Joanne McNally’s show – although helped by fantastic crowd work, pacing and audience rapport – flits randomly between invented viewpoints, some hilarious and authentic, others less convincing. It’s disjointed, inconsistent and therefore  frustrating at times, despite great rhythm and a high gag rate.

Following a protracted, slightly patronising second-coming-on-stage to bolster the energy of the Monday  night audience, McNally introduces one strong, promising comedic premise after another. 

She’s 35, skint and forced to move into her mum’s attic. Her surrounding analogies are funny, if a little forced. The routine strengthens as she describes how her new living situation means she has to to watch as her mum squanders her inheritance. This sentiment of wearied mother-daughter cynicism introduces a welcome dark edge. 

McNally’s pacing shows in the mostly constant laughs she earns examining various flawed ways to pay the rent: inheritance, acting, and – in  a temporary feminism lapse – marrying a rich man. This takes us to a right-on dissection of male vs female Tinder dating approaches that’s fresh despite being well-worn ground. 

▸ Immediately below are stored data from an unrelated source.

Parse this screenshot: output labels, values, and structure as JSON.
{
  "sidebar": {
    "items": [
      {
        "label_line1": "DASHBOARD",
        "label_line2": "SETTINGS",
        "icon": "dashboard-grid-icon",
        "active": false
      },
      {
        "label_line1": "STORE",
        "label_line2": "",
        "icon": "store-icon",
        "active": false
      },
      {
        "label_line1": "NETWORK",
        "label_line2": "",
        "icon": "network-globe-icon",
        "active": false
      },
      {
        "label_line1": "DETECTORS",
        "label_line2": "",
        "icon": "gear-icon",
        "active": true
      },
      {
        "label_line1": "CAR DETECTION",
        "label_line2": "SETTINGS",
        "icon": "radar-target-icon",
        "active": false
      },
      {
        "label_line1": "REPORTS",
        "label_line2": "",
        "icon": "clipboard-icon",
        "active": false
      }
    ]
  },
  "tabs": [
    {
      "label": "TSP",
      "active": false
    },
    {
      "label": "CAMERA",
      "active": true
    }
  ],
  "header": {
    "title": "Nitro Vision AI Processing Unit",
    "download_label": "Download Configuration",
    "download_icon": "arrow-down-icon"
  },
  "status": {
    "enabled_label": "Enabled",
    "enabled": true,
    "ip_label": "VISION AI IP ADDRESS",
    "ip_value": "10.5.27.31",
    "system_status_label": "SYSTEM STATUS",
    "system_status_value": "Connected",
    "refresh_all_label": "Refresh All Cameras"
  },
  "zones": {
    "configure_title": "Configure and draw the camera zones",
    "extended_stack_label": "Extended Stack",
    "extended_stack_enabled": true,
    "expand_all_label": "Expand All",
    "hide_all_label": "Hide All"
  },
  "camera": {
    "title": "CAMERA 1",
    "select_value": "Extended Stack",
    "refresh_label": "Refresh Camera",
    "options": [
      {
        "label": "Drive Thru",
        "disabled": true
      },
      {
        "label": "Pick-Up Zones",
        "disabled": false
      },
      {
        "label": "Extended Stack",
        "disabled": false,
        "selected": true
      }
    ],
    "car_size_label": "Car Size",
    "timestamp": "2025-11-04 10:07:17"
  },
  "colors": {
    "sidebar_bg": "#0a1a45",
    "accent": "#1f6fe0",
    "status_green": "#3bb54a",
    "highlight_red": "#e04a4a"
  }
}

‘Men worry the woman won’t be hot; women worry we’ll be murdered.’ The ensuing ironic excitement at charging up rape alarms, and taking forever to get ready because the outfit must be carefully chosen (‘We might die in it’) is a highlight - revealing a subtext that elsewhere is absent or obscured. She’s relentless and rhythmically well-refined.

The show suffers though, in flitting between too many tones and viewpoints. Granted, there’s a satisfying juxtaposition between her false naivety and her contrasting no bullshit, cold hard truths. These two extremes are where McNally’s best routines happen. But there’s a hole in between.

There are simply too many conflicting voices, from naive to genuinely insightful, from hard feminist to subservient gold digger, from crude to sarcastic to silly. Each brings decent gags but it’s just too much change. Consistency and clarity suffer - some jokes’ intentions and targets are unclear and uncertainty creeps into an otherwise assured room.

Routines around financially using men contain good punches but don’t land so securely because they contradict one of her most convincing voices - the fierce, sarcastic, powerful McNally. Not bad qualities of course, far from it, and they create the best moments. But also betraying that this subservient voice is less authentic. 

By far her strongest suit is ad-libbing. The best lines and biggest laughs, without exception, come during crowd work. It’s apparent McNally is naturally funny as she garners uproar with her wit and timing, telling an audience member who said her dog was adopted: ‘Of course it is, it’s a dog.’

Perhaps more opportunity for improvisation would extend what is evidently a great strength, and generate more of the genuine hilarity of which she is clearly capable, in place of some of the strongly telegraphed callbacks.

It’s an hour of great promise, pace and some convincing routines. But an inconsistent middle ground and too many voices in the mix mean McNally’s show ultimately lacks the cohesion it needs to compete with her presence.